Cheating has become the norm on college campuses, professors tell Beth McMurtrie, who reports for the Chronicle of Higher Education.
Students use AI to cheat on information discussion boards, says Amy Clukey, an associate English professor at the University of Louisville. They cheat on essays.
A few weeks ago, she emailed a student to say that she knew the student had cheated on a minor assignment with AI and if she did it again, she would fail the course. Clukey also noted there were several missed assignments. The student replied to “sincerely apologize,” said she was “committed to getting back on track,” and that she regretted “any disruption [her] absence or incomplete work may have caused in the course.” But her next paper was essentially written by artificial intelligence. Curious, Clukey asked ChatGPT to write an email apologizing to a professor for plagiarism and missed work. . . “It spit out an email almost exactly like the one I had gotten.”
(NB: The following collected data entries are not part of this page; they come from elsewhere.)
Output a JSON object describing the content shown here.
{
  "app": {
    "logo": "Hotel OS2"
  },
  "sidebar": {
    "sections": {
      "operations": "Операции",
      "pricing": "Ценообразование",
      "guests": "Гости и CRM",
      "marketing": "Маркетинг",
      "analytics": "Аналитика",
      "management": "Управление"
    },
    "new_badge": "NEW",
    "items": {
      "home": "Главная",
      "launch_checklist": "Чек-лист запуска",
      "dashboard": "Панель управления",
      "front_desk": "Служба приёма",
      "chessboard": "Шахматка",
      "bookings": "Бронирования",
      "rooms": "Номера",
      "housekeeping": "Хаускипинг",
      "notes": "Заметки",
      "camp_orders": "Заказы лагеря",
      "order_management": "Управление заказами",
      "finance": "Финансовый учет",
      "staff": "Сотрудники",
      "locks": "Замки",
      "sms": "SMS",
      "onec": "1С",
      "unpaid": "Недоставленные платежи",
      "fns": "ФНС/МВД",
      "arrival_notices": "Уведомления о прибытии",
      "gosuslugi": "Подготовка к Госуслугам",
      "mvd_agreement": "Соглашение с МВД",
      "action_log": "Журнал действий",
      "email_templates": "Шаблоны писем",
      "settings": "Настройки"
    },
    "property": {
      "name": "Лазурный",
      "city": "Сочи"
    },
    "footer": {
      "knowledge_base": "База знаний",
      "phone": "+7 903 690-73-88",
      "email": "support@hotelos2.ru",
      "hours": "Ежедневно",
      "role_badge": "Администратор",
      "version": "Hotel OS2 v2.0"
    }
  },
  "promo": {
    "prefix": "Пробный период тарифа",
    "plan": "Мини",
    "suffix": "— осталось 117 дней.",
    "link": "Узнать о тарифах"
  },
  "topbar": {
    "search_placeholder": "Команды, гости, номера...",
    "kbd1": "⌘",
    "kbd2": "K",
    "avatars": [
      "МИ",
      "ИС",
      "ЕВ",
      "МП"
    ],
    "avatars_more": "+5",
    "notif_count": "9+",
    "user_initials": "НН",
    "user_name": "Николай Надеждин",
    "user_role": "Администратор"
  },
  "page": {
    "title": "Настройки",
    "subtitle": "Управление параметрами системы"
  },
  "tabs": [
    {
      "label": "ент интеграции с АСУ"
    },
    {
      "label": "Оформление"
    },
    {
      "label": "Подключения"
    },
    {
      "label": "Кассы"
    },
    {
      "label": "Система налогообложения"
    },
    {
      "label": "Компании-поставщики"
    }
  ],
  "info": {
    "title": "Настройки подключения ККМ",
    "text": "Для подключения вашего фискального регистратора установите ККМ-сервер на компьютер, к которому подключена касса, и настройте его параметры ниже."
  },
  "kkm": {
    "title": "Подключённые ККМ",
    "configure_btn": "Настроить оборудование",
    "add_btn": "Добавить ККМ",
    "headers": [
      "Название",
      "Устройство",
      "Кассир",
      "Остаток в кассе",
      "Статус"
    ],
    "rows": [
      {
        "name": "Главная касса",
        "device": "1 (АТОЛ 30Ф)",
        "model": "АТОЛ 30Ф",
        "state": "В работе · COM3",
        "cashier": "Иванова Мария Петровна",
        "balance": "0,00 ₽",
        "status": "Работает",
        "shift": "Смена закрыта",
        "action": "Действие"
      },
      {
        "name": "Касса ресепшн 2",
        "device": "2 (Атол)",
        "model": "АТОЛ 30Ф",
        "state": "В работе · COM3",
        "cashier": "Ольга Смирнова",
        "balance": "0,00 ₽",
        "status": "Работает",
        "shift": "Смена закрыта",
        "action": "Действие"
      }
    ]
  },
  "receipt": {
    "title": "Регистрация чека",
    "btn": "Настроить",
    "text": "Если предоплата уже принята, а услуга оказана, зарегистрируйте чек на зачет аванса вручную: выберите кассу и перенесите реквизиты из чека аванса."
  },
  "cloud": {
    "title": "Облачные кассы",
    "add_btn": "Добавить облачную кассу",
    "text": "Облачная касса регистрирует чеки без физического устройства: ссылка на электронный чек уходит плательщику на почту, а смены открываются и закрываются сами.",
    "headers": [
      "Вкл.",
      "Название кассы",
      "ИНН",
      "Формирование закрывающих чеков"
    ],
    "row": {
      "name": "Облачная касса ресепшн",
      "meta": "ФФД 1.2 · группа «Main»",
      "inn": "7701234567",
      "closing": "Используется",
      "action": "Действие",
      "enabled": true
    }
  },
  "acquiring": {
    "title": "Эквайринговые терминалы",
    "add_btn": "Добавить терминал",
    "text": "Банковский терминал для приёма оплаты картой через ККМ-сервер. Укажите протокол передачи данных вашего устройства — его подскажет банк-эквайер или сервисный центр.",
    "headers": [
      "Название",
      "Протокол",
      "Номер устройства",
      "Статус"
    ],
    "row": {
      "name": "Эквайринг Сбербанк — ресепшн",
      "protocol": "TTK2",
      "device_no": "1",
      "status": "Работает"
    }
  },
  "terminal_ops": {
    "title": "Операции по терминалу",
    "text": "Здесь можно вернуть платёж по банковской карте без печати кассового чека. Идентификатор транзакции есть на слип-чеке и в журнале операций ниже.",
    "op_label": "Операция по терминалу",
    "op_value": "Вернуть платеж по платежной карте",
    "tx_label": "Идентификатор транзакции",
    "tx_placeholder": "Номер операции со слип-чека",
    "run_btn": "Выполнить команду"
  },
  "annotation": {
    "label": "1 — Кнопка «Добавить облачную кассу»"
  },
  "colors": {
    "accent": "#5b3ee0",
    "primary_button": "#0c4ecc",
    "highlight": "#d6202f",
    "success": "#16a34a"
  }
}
"Professors in writing-intensive courses, particularly those teaching introductory or general-education classes" say "AI abuse has become pervasive," writes McMurtrie. "Clukey said she feels less like a teacher and more like a human plagiarism detector, spending hours each week analyzing her students’ writing to determine its authenticity."
Professors worry that the culture has changed. Students don't feel guilty about cheating.
"Some institutions, including Middlebury College, in Vermont, and Stanford University, are reconsidering elements of their honor codes because they’re simply not working," writes McMurtrie. "At Middlebury, the percentage of students who admitted on an annual survey to violating the honor code rose from 35 percent in 2019 to 65 percent in 2024."
Many Middlebury students said that anything less than an A is seen as failure, a report said.
Exams aren't proctored and students believe that everyone else is cheating, wrote Hannah Sayre, a senior, last year in an opinion essay for The Middlebury Campus student newspaper. In an interview, Sayre blamed “the sense Middlebury doesn’t care if it’s allowing students to cheat or making it easy for them to.”
K-12 grade inflation sends unprepared students to college, where they demand inflated grades, writes Karin Klein, a Los Angeles Times columnist.
High school students are earning more credits in advanced courses (or courses with more impressive titles), say researchers. Math grades are up. But mastery of the material has declined, reports the National Center for Education Statistics.
Once in college, professors are under pressure to inflate grades "because of student evaluations, which are often more negative for tough graders," Klein writes. "Remember that about 70% of college instructors are adjunct professors who have few job protections." If grades and graduation rates go up, everyone looks good.
But the market value of a college degree is down, she writes. One in six employers "say they hesitate to hire recent college graduates because they tend to be underprepared and poor at communicating."